Out of this poverty and disorder they had developed in ten years a social organisation as good as their commercial. Titusville, the hamlet on whose outskirts Drake had drilled his well, was now a city of 10,000 inhabitants. It had an opera house, where in 1871 Clara Louise Kellogg and Christine Nilsson sang, Joe Jefferson and Janauschek played, and Wendell Phillips and Bishop Simpson spoke. It had two prosperous and fearless newspapers. Its schools prepared for college. Oil City was not behind, and between them was a string of lively towns. Many of the oil farms had a decent community life. The Columbia farm kept up a library and reading-room for its employees; there was a good schoolhouse used on Sunday for services, and there was a Columbia farm band of no mean reputation in the Oil Regions.

Indeed, by the opening of 1872, life in the Oil Regions had ceased to be a mere make-shift. Comforts and orderliness and decency, even opportunities for education and for social life, were within reach. It was a conquest to be proud of, quite as proud of as they were of the fact that their business had been developed until it had never before, on the whole, been in so satisfactory a condition.

Nobody realised more fully what had been accomplished in the Oil Regions than the oil men themselves. Nobody rehearsed their achievements so loudly. "In ten years," they were fond of saying, "we have built this business up from nothing to a net product of six millions of barrels per annum. We have invented and devised all the apparatus, the appliances, the forms needed for a new industry. We use a capital of $200,000,000, and support a population of 60,000 people.
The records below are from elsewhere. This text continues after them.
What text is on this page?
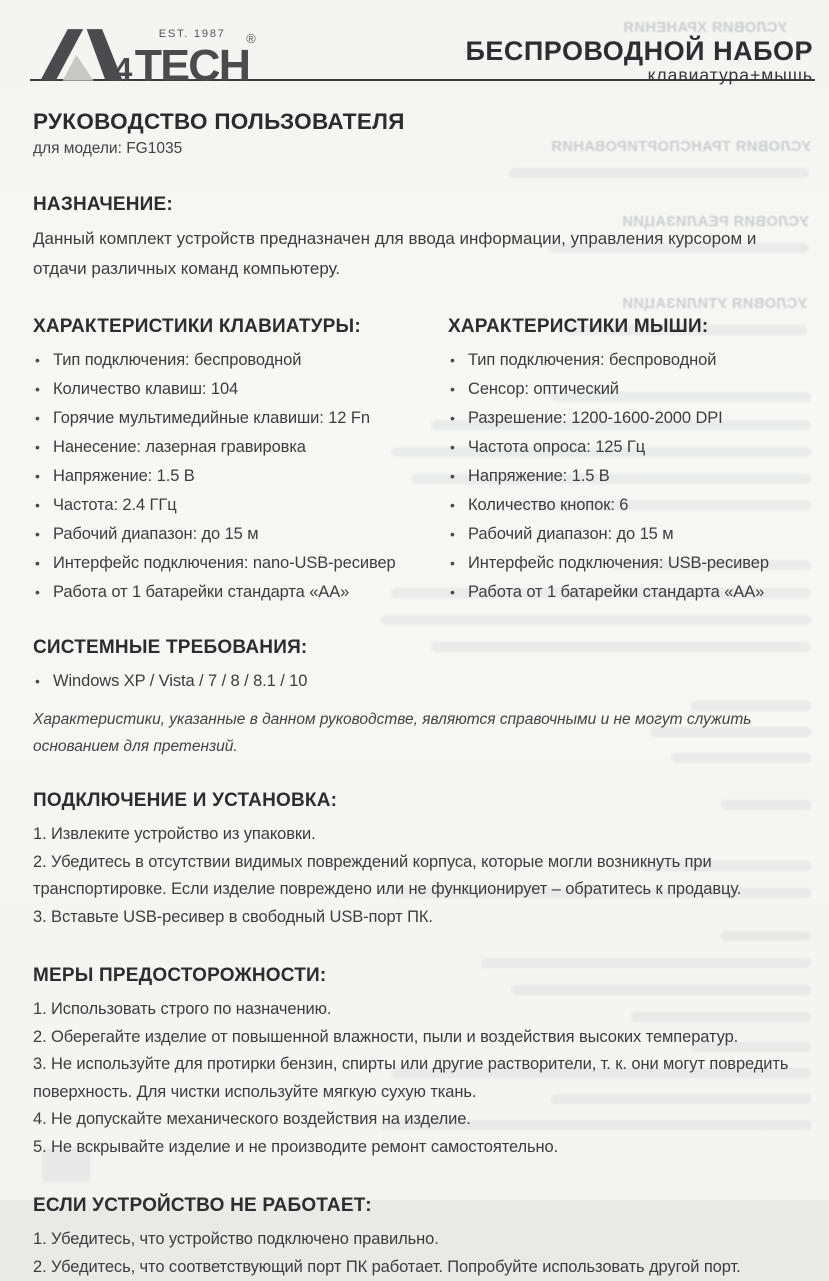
УСЛОВИЯ ХРАНЕНИЯ
УСЛОВИЯ ТРАНСПОРТИРОВАНИЯ
УСЛОВИЯ РЕАЛИЗАЦИИ
УСЛОВИЯ УТИЛИЗАЦИИ
EST. 1987
4 TECH
®	БЕСПРОВОДНОЙ НАБОР
клавиатура+мышь
РУКОВОДСТВО ПОЛЬЗОВАТЕЛЯ
для модели: FG1035
НАЗНАЧЕНИЕ:

Данный комплект устройств предназначен для ввода информации, управления курсором и отдачи различных команд компьютеру.

ХАРАКТЕРИСТИКИ КЛАВИАТУРЫ:
• Тип подключения: беспроводной
• Количество клавиш: 104
• Горячие мультимедийные клавиши: 12 Fn
• Нанесение: лазерная гравировка
• Напряжение: 1.5 В
• Частота: 2.4 ГГц
• Рабочий диапазон: до 15 м
• Интерфейс подключения: nano-USB-ресивер
• Работа от 1 батарейки стандарта «АА»
ХАРАКТЕРИСТИКИ МЫШИ:
• Тип подключения: беспроводной
• Сенсор: оптический
• Разрешение: 1200-1600-2000 DPI
• Частота опроса: 125 Гц
• Напряжение: 1.5 В
• Количество кнопок: 6
• Рабочий диапазон: до 15 м
• Интерфейс подключения: USB-ресивер
• Работа от 1 батарейки стандарта «АА»
СИСТЕМНЫЕ ТРЕБОВАНИЯ:
• Windows XP / Vista / 7 / 8 / 8.1 / 10

Характеристики, указанные в данном руководстве, являются справочными и не могут служить основанием для претензий.

ПОДКЛЮЧЕНИЕ И УСТАНОВКА:

1. Извлеките устройство из упаковки.

2. Убедитесь в отсутствии видимых повреждений корпуса, которые могли возникнуть при транспортировке. Если изделие повреждено или не функционирует – обратитесь к продавцу.

3. Вставьте USB-ресивер в свободный USB-порт ПК.

МЕРЫ ПРЕДОСТОРОЖНОСТИ:

1. Использовать строго по назначению.

2. Оберегайте изделие от повышенной влажности, пыли и воздействия высоких температур.

3. Не используйте для протирки бензин, спирты или другие растворители, т. к. они могут повредить поверхность. Для чистки используйте мягкую сухую ткань.

4. Не допускайте механического воздействия на изделие.

5. Не вскрывайте изделие и не производите ремонт самостоятельно.

ЕСЛИ УСТРОЙСТВО НЕ РАБОТАЕТ:

1. Убедитесь, что устройство подключено правильно.

2. Убедитесь, что соответствующий порт ПК работает. Попробуйте использовать другой порт.
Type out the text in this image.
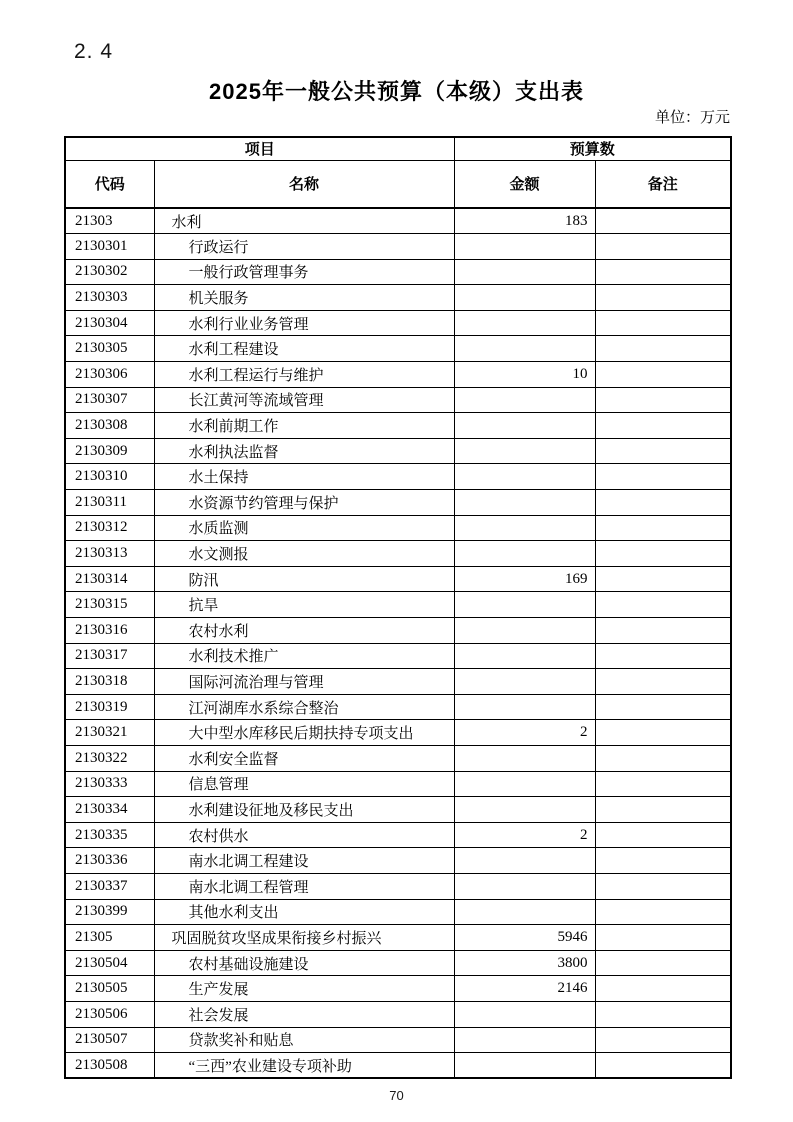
2. 4
2025年一般公共预算（本级）支出表
单位：万元
项目		预算数	
代码	名称	金额	备注
21303	水利	183	
2130301	行政运行		
2130302	一般行政管理事务		
2130303	机关服务		
2130304	水利行业业务管理		
2130305	水利工程建设		
2130306	水利工程运行与维护	10	
2130307	长江黄河等流域管理		
2130308	水利前期工作		
2130309	水利执法监督		
2130310	水土保持		
2130311	水资源节约管理与保护		
2130312	水质监测		
2130313	水文测报		
2130314	防汛	169	
2130315	抗旱		
2130316	农村水利		
2130317	水利技术推广		
2130318	国际河流治理与管理		
2130319	江河湖库水系综合整治		
2130321	大中型水库移民后期扶持专项支出	2	
2130322	水利安全监督		
2130333	信息管理		
2130334	水利建设征地及移民支出		
2130335	农村供水	2	
2130336	南水北调工程建设		
2130337	南水北调工程管理		
2130399	其他水利支出		
21305	巩固脱贫攻坚成果衔接乡村振兴	5946	
2130504	农村基础设施建设	3800	
2130505	生产发展	2146	
2130506	社会发展		
2130507	贷款奖补和贴息		
2130508	“三西”农业建设专项补助		
70
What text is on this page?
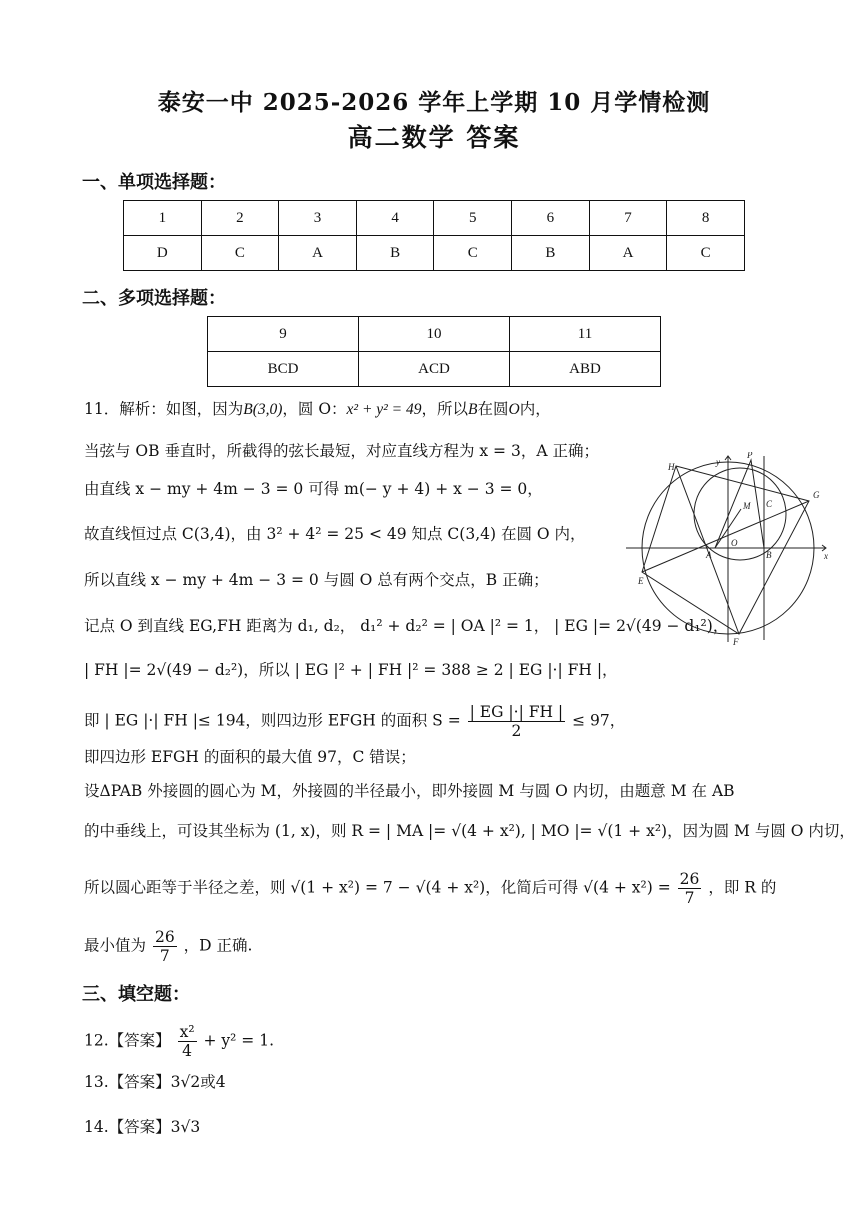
泰安一中 2025-2026 学年上学期 10 月学情检测
高二数学 答案
一、单项选择题：
1	2	3	4	5	6	7	8
D	C	A	B	C	B	A	C
二、多项选择题：
9	10	11
BCD	ACD	ABD
11．解析：如图，因为B(3,0)，圆 O：x² + y² = 49，所以B在圆O内，
当弦与 OB 垂直时，所截得的弦长最短，对应直线方程为 x = 3，A 正确；
由直线 x − my + 4m − 3 = 0 可得 m(− y + 4) + x − 3 = 0，
故直线恒过点 C(3,4)，由 3² + 4² = 25 < 49 知点 C(3,4) 在圆 O 内，
所以直线 x − my + 4m − 3 = 0 与圆 O 总有两个交点，B 正确；
记点 O 到直线 EG,FH 距离为 d₁, d₂， d₁² + d₂² = | OA |² = 1， | EG |= 2√(49 − d₁²)，
| FH |= 2√(49 − d₂²)，所以 | EG |² + | FH |² = 388 ≥ 2 | EG |·| FH |，
即 | EG |·| FH |≤ 194，则四边形 EFGH 的面积 $S = \frac{| EG |\cdot| FH |}{2} \le 97$，
即四边形 EFGH 的面积的最大值 97，C 错误；
设ΔPAB 外接圆的圆心为 M，外接圆的半径最小，即外接圆 M 与圆 O 内切，由题意 M 在 AB
的中垂线上，可设其坐标为 (1, x)，则 R = | MA |= √(4 + x²), | MO |= √(1 + x²)，因为圆 M 与圆 O 内切，
所以圆心距等于半径之差，则 √(1 + x²) = 7 − √(4 + x²)，化简后可得 $√(4 + x^2) = \frac{26}{7}$ ，即 R 的
最小值为 $\frac{26}{7}$ ，D 正确.
三、填空题：
12.【答案】 $\frac{\text{x²}}{4} + y^2 = 1$.
13.【答案】3√2或4
14.【答案】3√3
x
y
O
A	B
C
M
P
E
F
G
H
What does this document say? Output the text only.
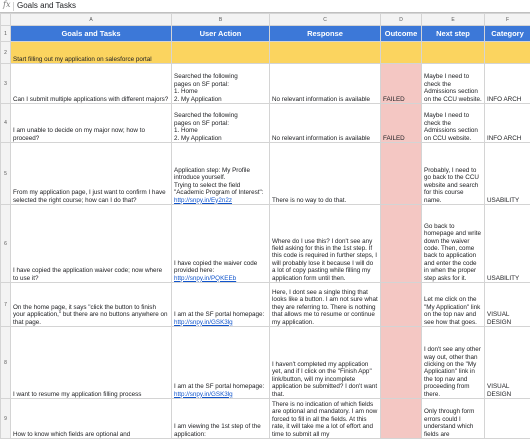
fx Goals and Tasks
	A	B	C	D	E	F
1	Goals and Tasks	User Action	Response	Outcome	Next step	Category
2	Start filling out my application on salesforce portal					
3	Can I submit multiple applications with different majors?	Searched the following
pages on SF portal:
1. Home
2. My Application	No relevant information is available	FAILED	Maybe I need to check the Admissions section on the CCU website.	INFO ARCH
4	I am unable to decide on my major now; how to proceed?	Searched the following
pages on SF portal:
1. Home
2. My Application	No relevant information is available	FAILED	Maybe I need to check the Admissions section on CCU website.	INFO ARCH
5	From my application page, I just want to confirm I have selected the right course; how can I do that?	Application step: My Profile introduce yourself.
Trying to select the field "Academic Program of Interest":
http://snpy.in/Ey2n2z	There is no way to do that.		Probably, I need to go back to the CCU website and search for this course name.	USABILITY
6	I have copied the application waiver code; now where to use it?	I have copied the waiver code provided here:
http://snpy.in/PQKEEb	Where do I use this? I don't see any field asking for this in the 1st step. If this code is required in further steps, I will probably lose it because I will do a lot of copy pasting while filling my application form until then.		Go back to homepage and write down the waiver code. Then, come back to application and enter the code in when the proper step asks for it.	USABILITY
7	On the home page, it says "click the button to finish your application," but there are no buttons anywhere on that page.	I am at the SF portal homepage:
http://snpy.in/GSK3lg	Here, I dont see a single thing that looks like a button. I am not sure what they are referring to. There is nothing that allows me to resume or continue my application.		Let me click on the "My Application" link on the top nav and see how that goes.	VISUAL DESIGN
8	I want to resume my application filling process	I am at the SF portal homepage:
http://snpy.in/GSK3lg	I haven't completed my application yet, and if I click on the "Finish App" link/button, will my incomplete application be submitted? I don't want that.		I don't see any other way out, other than clicking on the "My Application" link in the top nav and proceeding from there.	VISUAL DESIGN
9	How to know which fields are optional and	I am viewing the 1st step of the application:	There is no indication of which fields are optional and mandatory. I am now forced to fill in all the fields. At this rate, it will take me a lot of effort and time to submit all my		Only through form errors could I understand which fields are	
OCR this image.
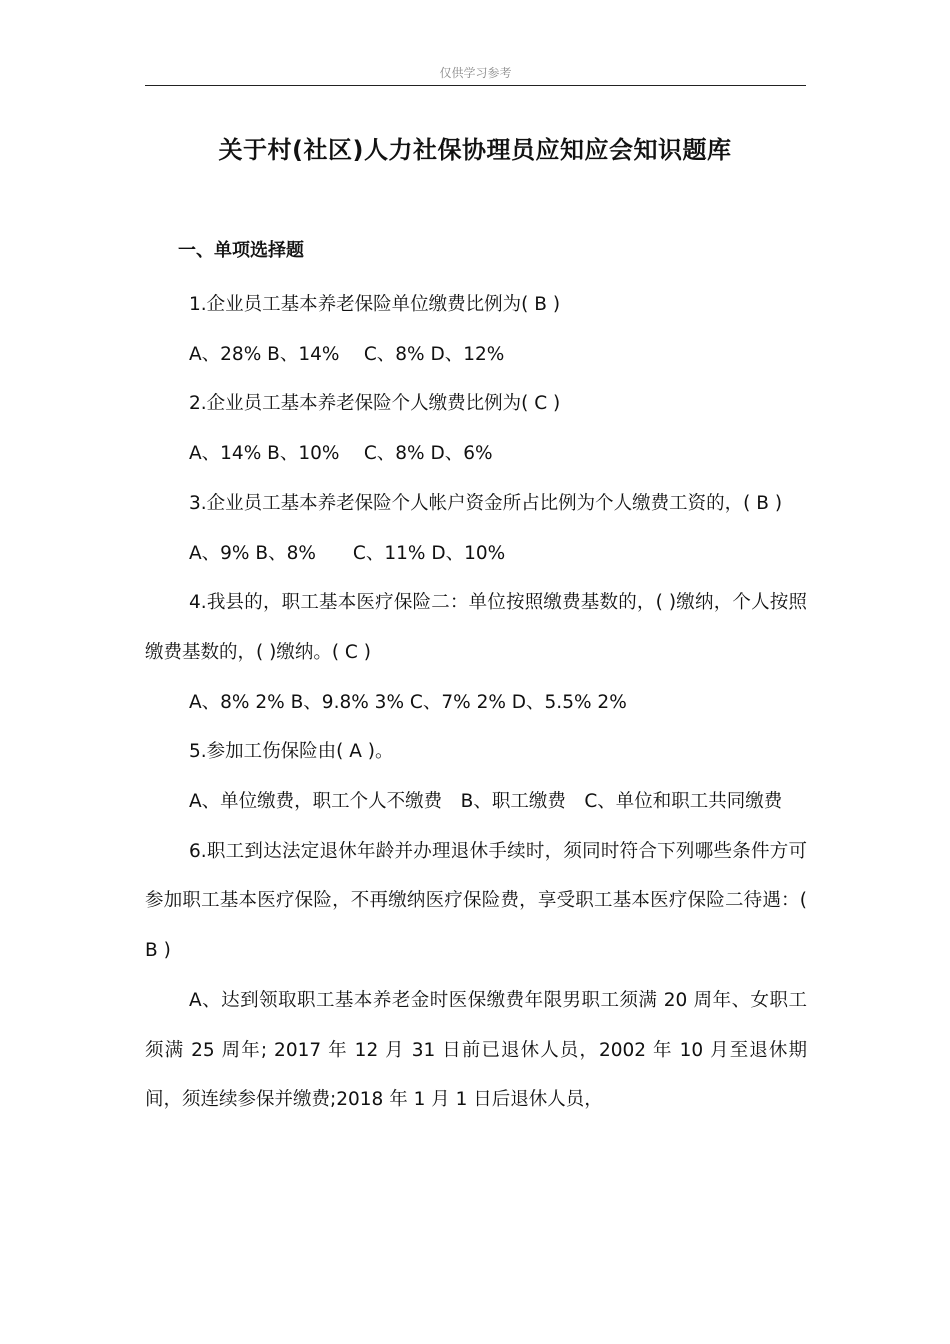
仅供学习参考
关于村(社区)人力社保协理员应知应会知识题库
一、单项选择题

1.企业员工基本养老保险单位缴费比例为( B )

A、28% B、14%　 C、8% D、12%

2.企业员工基本养老保险个人缴费比例为( C )

A、14% B、10%　 C、8% D、6%

3.企业员工基本养老保险个人帐户资金所占比例为个人缴费工资的，( B )

A、9% B、8%　　C、11% D、10%

4.我县的，职工基本医疗保险二：单位按照缴费基数的，( )缴纳，个人按照缴费基数的，( )缴纳。( C )

A、8% 2% B、9.8% 3% C、7% 2% D、5.5% 2%

5.参加工伤保险由( A )。

A、单位缴费，职工个人不缴费　B、职工缴费　C、单位和职工共同缴费

6.职工到达法定退休年龄并办理退休手续时，须同时符合下列哪些条件方可参加职工基本医疗保险，不再缴纳医疗保险费，享受职工基本医疗保险二待遇：( B )

A、达到领取职工基本养老金时医保缴费年限男职工须满 20 周年、女职工须满 25 周年; 2017 年 12 月 31 日前已退休人员，2002 年 10 月至退休期间，须连续参保并缴费;2018 年 1 月 1 日后退休人员，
To keep up our supply we drill 100 new wells per month, at an average cost of $6,000 each. We are fourth in the exports of the United States. We have developed a foreign market, including every civilised country on the globe."

But what had been done was, in their judgment, only a beginning. Life ran swift and ruddy and joyous in these men. They were still young, most of them under forty, and they looked forward with all the eagerness of the young who have just learned their powers, to years of struggle and development. They would solve all these perplexing problems of over-production, of railroad discrimination, of speculation. They would meet their own needs. They would bring the oil refining to the region where it belonged. They would make their towns the most beautiful in the world. There was nothing too good for them, nothing they did not hope and dare. But suddenly, at the very heyday of this confidence, a big hand reached out from nobody knew where, to steal their conquest and throttle their future. The suddenness and the blackness of the assault on their business stirred to the bottom their manhood and their sense of fair play, and the whole region arose in a revolt which is scarcely paralleled in the commercial history of the United States.